Yardım nafakası hakkında merak ettiklerinizi bu yazımızda bulabilirsiniz. Sorularınızı, yorumlar bölümünden iletebilirsiniz. Hukuki desteğe ihtiyaç duyduğunuzda bizlere ulaşabilirsiniz.
- 1. Yardım Nafakası Nedir?
- 2. Yardım Nafakası Şartları Nedir?
- 3. Yardım Nafakası Hesaplaması Nasıl Yapılır?
- 4. Yardım Nafakasının Kaldırılması Talep Edilebilir Mi?

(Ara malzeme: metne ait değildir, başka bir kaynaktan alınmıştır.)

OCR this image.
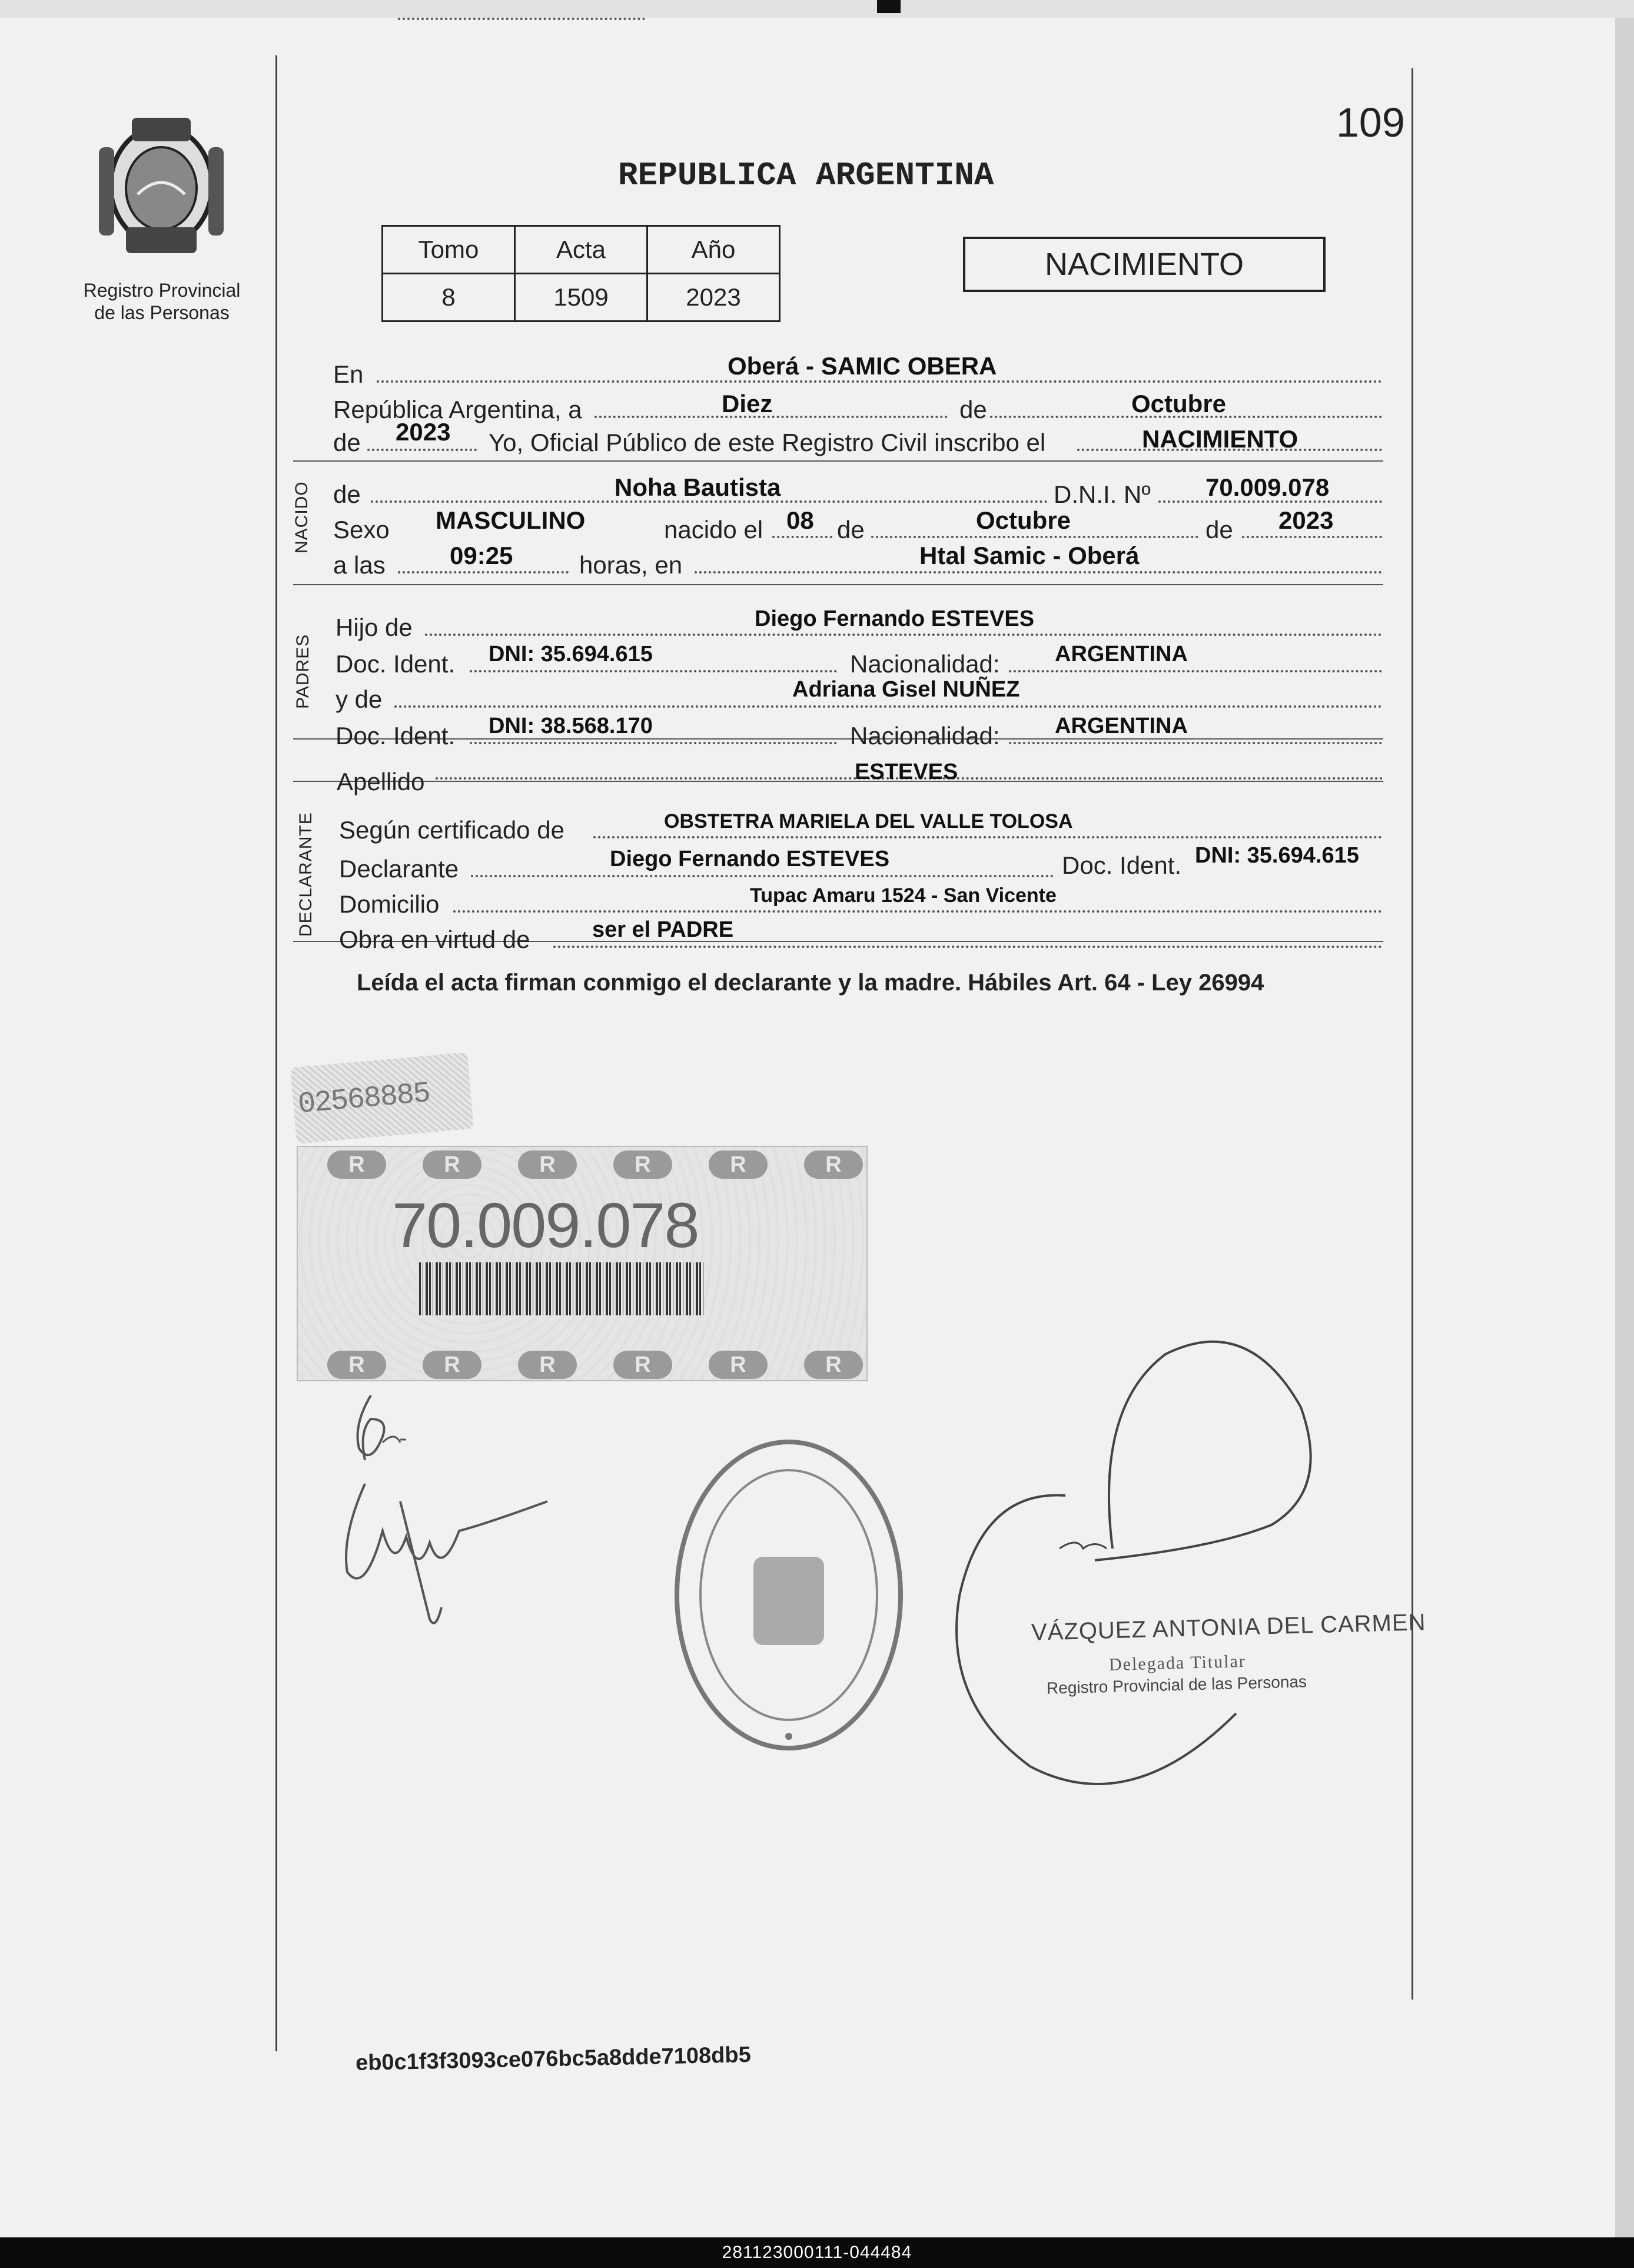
Registro Provincial
de las Personas
109
REPUBLICA ARGENTINA
Tomo	Acta	Año
8	1509	2023
NACIMIENTO
NACIDO
PADRES
DECLARANTE
En	Oberá - SAMIC OBERA
República Argentina, a	Diez	de	Octubre
de 2023 Yo, Oficial Público de este Registro Civil inscribo el	NACIMIENTO
de	Noha Bautista	D.N.I. Nº 70.009.078
Sexo MASCULINO	nacido el 08 de	Octubre	de 2023
a las	09:25	horas, en	Htal Samic - Oberá
Hijo de	Diego Fernando ESTEVES
Doc. Ident. DNI: 35.694.615	Nacionalidad: ARGENTINA
y de	Adriana Gisel NUÑEZ
Doc. Ident. DNI: 38.568.170	Nacionalidad: ARGENTINA
Apellido	ESTEVES
Según certificado de	OBSTETRA MARIELA DEL VALLE TOLOSA
Declarante	Diego Fernando ESTEVES	Doc. Ident. DNI: 35.694.615
Domicilio	Tupac Amaru 1524 - San Vicente
Obra en virtud de	ser el PADRE
Leída el acta firman conmigo el declarante y la madre. Hábiles Art. 64 - Ley 26994
02568885
R	R	R	R	R	R
70.009.078
R	R	R	R	R	R
VÁZQUEZ ANTONIA DEL CARMEN
Delegada Titular
Registro Provincial de las Personas
eb0c1f3f3093ce076bc5a8dde7108db5
281123000111-044484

- 5. Yardım Nafakasında Zamanaşımı Süresi
-
6.
Yardım Nafakası Yargıtay Kararları
- 6.1. Yardım nafakası, yoksulluğa düşen kişiye hısımları tarafından ödenen bir sosyal dayanışmaya dayalı kanuni ödevdir.
- 6.2. Kardeşlerden yardım nafakası alınabilmesi için, kardeşlerin refah içinde olması şarttır.

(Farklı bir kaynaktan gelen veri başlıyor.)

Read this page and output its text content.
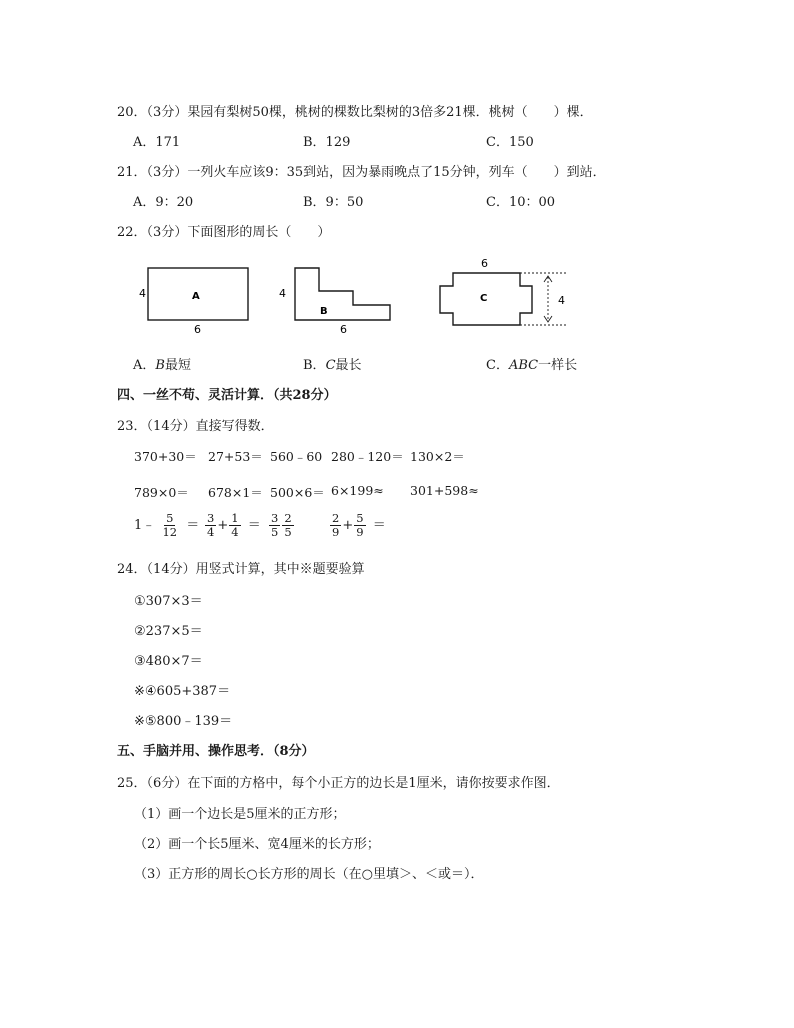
20．（3分）果园有梨树50棵，桃树的棵数比梨树的3倍多21棵．桃树（　　）棵．
A．171	B．129	C．150
21．（3分）一列火车应该9：35到站，因为暴雨晚点了15分钟，列车（　　）到站．
A．9：20	B．9：50	C．10：00
22．（3分）下面图形的周长（　　）
A
4
6
B
4
6
C
6
4
A．B最短	B．C最长	C．ABC一样长
四、一丝不苟、灵活计算．（共28分）
23．（14分）直接写得数．
370+30＝ 27+53＝ 560﹣60 280﹣120＝ 130×2＝
789×0＝ 678×1＝ 500×6＝ 6×199≈ 301+598≈
1﹣ $\frac{5}{12} = \frac{3}{4} + \frac{1}{4} = \frac{3}{5} \frac{2}{5}$	$\frac{2}{9} + \frac{5}{9}$ ＝
24．（14分）用竖式计算，其中※题要验算
①307×3＝
②237×5＝
③480×7＝
※④605+387＝
※⑤800﹣139＝
五、手脑并用、操作思考．（8分）
25．（6分）在下面的方格中，每个小正方的边长是1厘米，请你按要求作图．
（1）画一个边长是5厘米的正方形；
（2）画一个长5厘米、宽4厘米的长方形；
（3）正方形的周长○长方形的周长（在○里填＞、＜或＝）．
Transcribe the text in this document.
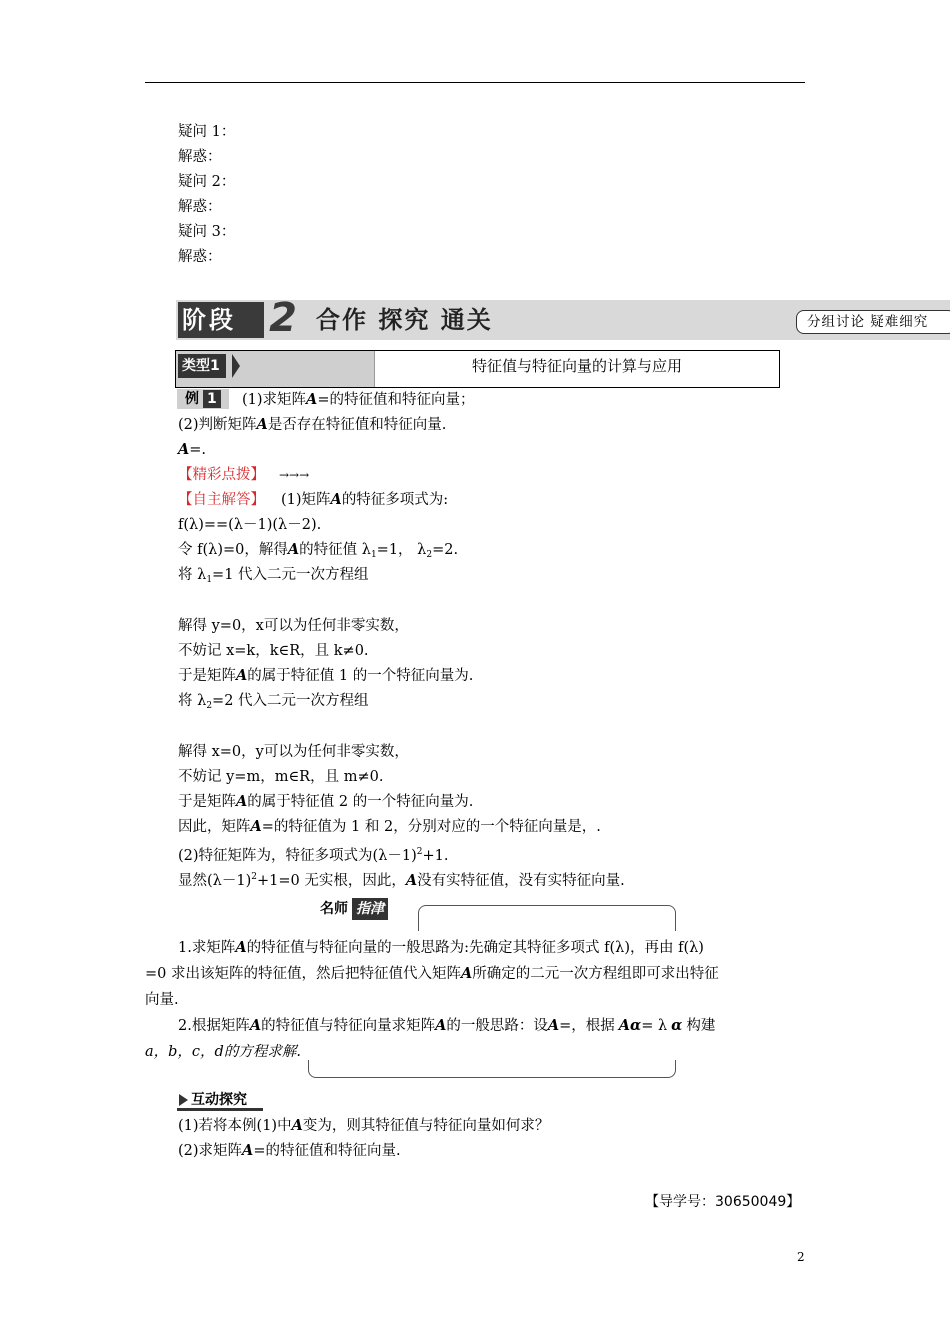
疑问 1：
解惑：
疑问 2：
解惑：
疑问 3：
解惑：
阶段 2 合作 探究 通关	分组讨论 疑难细究
类型1	特征值与特征向量的计算与应用
例 1	(1)求矩阵A=的特征值和特征向量；
(2)判断矩阵A是否存在特征值和特征向量.
A=.
【精彩点拨】 →→→
【自主解答】 (1)矩阵A的特征多项式为:
f(λ)==(λ－1)(λ－2).
令 f(λ)=0，解得A的特征值 $\lambda_1=1$， $\lambda_2=2$.
将 $\lambda_1=1$ 代入二元一次方程组
解得 y=0，x可以为任何非零实数，
不妨记 x=k，k∈R，且 k≠0.
于是矩阵A的属于特征值 1 的一个特征向量为.
将 $\lambda_2=2$ 代入二元一次方程组
解得 x=0，y可以为任何非零实数，
不妨记 y=m，m∈R，且 m≠0.
于是矩阵A的属于特征值 2 的一个特征向量为.
因此，矩阵A=的特征值为 1 和 2，分别对应的一个特征向量是，.
(2)特征矩阵为，特征多项式为$(\lambda-1)^2+1$.
显然$(\lambda-1)^2+1=0$ 无实根，因此，A没有实特征值，没有实特征向量.
名师 指津
1.求矩阵A的特征值与特征向量的一般思路为:先确定其特征多项式 f(λ)，再由 f(λ)
=0 求出该矩阵的特征值，然后把特征值代入矩阵A所确定的二元一次方程组即可求出特征
向量.
2.根据矩阵A的特征值与特征向量求矩阵A的一般思路：设A=，根据 Aα= λ α 构建
a，b，c，d的方程求解.
互动探究
(1)若将本例(1)中A变为，则其特征值与特征向量如何求？
(2)求矩阵A=的特征值和特征向量.
【导学号：30650049】
2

- 6.3. 18 yaşını doldurmuş çocuk, eğer okul hayatına devam ediyorsa ve okul ihtiyaçlarını karşılayamıyorsa nafaka isteyebilir.
- 7. Sık Sorulan Sorular
Yardım Nafakası Nedir?
Yardım nafakası, ekonomik olarak zarurete düşmüş olan altsoy, üstsoy ve kardeşlerin, hayatlarına devam edebilmeleri için diğer hısımlarından talep edeceği nafakadır. Yakınların birbirlerine destek olmasının bir sonucu olan bu nafaka, sosyal dayanışma ve yardımlaşmanın Medeni Kanunumuza yansıması olarak kabul edilmektedir.

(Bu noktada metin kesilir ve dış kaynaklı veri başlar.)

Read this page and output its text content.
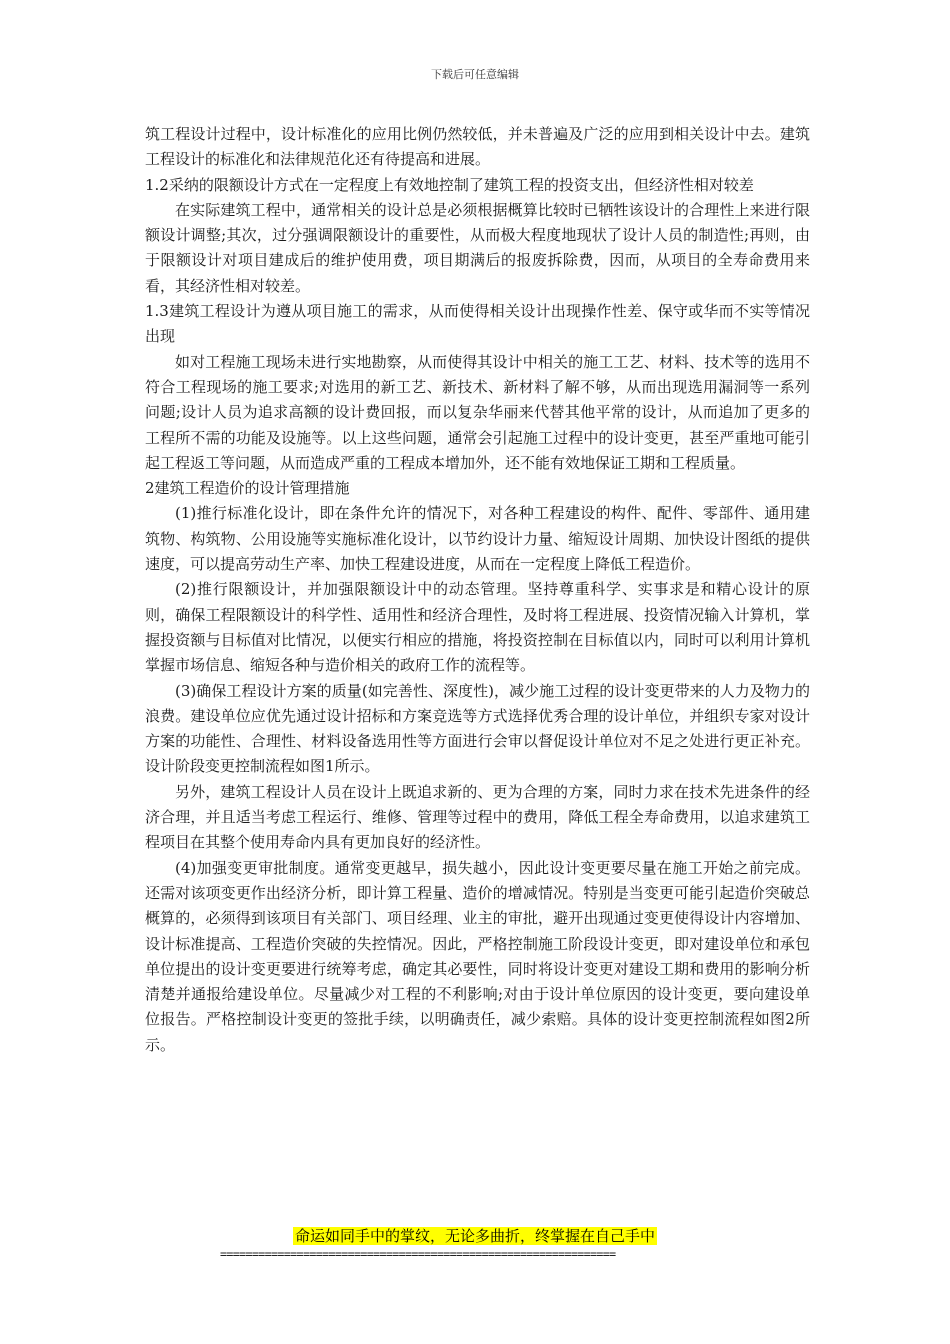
下载后可任意编辑

筑工程设计过程中，设计标准化的应用比例仍然较低，并未普遍及广泛的应用到相关设计中去。建筑工程设计的标准化和法律规范化还有待提高和进展。

1.2采纳的限额设计方式在一定程度上有效地控制了建筑工程的投资支出，但经济性相对较差

在实际建筑工程中，通常相关的设计总是必须根据概算比较时已牺牲该设计的合理性上来进行限额设计调整;其次，过分强调限额设计的重要性，从而极大程度地现状了设计人员的制造性;再则，由于限额设计对项目建成后的维护使用费，项目期满后的报废拆除费，因而，从项目的全寿命费用来看，其经济性相对较差。

1.3建筑工程设计为遵从项目施工的需求，从而使得相关设计出现操作性差、保守或华而不实等情况出现

如对工程施工现场未进行实地勘察，从而使得其设计中相关的施工工艺、材料、技术等的选用不符合工程现场的施工要求;对选用的新工艺、新技术、新材料了解不够，从而出现选用漏洞等一系列问题;设计人员为追求高额的设计费回报，而以复杂华丽来代替其他平常的设计，从而追加了更多的工程所不需的功能及设施等。以上这些问题，通常会引起施工过程中的设计变更，甚至严重地可能引起工程返工等问题，从而造成严重的工程成本增加外，还不能有效地保证工期和工程质量。

2建筑工程造价的设计管理措施

(1)推行标准化设计，即在条件允许的情况下，对各种工程建设的构件、配件、零部件、通用建筑物、构筑物、公用设施等实施标准化设计，以节约设计力量、缩短设计周期、加快设计图纸的提供速度，可以提高劳动生产率、加快工程建设进度，从而在一定程度上降低工程造价。

(2)推行限额设计，并加强限额设计中的动态管理。坚持尊重科学、实事求是和精心设计的原则，确保工程限额设计的科学性、适用性和经济合理性，及时将工程进展、投资情况输入计算机，掌握投资额与目标值对比情况，以便实行相应的措施，将投资控制在目标值以内，同时可以利用计算机掌握市场信息、缩短各种与造价相关的政府工作的流程等。

(3)确保工程设计方案的质量(如完善性、深度性)，减少施工过程的设计变更带来的人力及物力的浪费。建设单位应优先通过设计招标和方案竞选等方式选择优秀合理的设计单位，并组织专家对设计方案的功能性、合理性、材料设备选用性等方面进行会审以督促设计单位对不足之处进行更正补充。设计阶段变更控制流程如图1所示。

另外，建筑工程设计人员在设计上既追求新的、更为合理的方案，同时力求在技术先进条件的经济合理，并且适当考虑工程运行、维修、管理等过程中的费用，降低工程全寿命费用，以追求建筑工程项目在其整个使用寿命内具有更加良好的经济性。

(4)加强变更审批制度。通常变更越早，损失越小，因此设计变更要尽量在施工开始之前完成。还需对该项变更作出经济分析，即计算工程量、造价的增减情况。特别是当变更可能引起造价突破总概算的，必须得到该项目有关部门、项目经理、业主的审批，避开出现通过变更使得设计内容增加、设计标准提高、工程造价突破的失控情况。因此，严格控制施工阶段设计变更，即对建设单位和承包单位提出的设计变更要进行统筹考虑，确定其必要性，同时将设计变更对建设工期和费用的影响分析清楚并通报给建设单位。尽量减少对工程的不利影响;对由于设计单位原因的设计变更，要向建设单位报告。严格控制设计变更的签批手续，以明确责任，减少索赔。具体的设计变更控制流程如图2所示。

命运如同手中的掌纹，无论多曲折，终掌握在自己手中
==============================================================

Yardım nafakası isteme ve alma hakkı kişiye sıkı sıkıya bağlı haklardandır. Bu sebeple nafakaya hak kazanan kişi dışındakiler bu yönde bir istemde bulunamaz. Yine aynı şekilde nafakanın miras yolu ile devredilmesi veya üçüncü kişilere geçmesi de hukuken mümkün değildir.
Ayrıca bu nafaka kamu düzenine ilişkin hükümler içermektedir. Bu durumun sonucu olarak nafaka hakkından önceden vazgeçilmesi mümkün değildir. Bu konuda yapılacak anlaşmalar kendiliğinden geçersiz olacaktır.
Kimler Yardım Nafakası İsteyebilir?
Yardım nafakası, kendisine nafaka ödenmemesi durumunda yoksulluğa ve zarurete düşecek herkes tarafından istenebilir. Bu istem, altsoya, üstsoya veya kardeşlere yöneltilebilir. Altsoy; çocukları ve torunları ifade etmektedir. Üstsoy ise anne, baba, büyükanne ve dedeyi ifade etmektedir. Altsoy konumunda olduğu için evlat edinilen kişi de nafaka talebine bulunabilir.
Yardım nafakası, ekonomik olarak zora düşecek kişinin bakımı ile yükümlü kurumlar tarafından da talep edilebilmektedir. Bu kapsamda örneğin darülaceze tarafından bakım verilen kişi adına nafaka davası açılması mümkündür.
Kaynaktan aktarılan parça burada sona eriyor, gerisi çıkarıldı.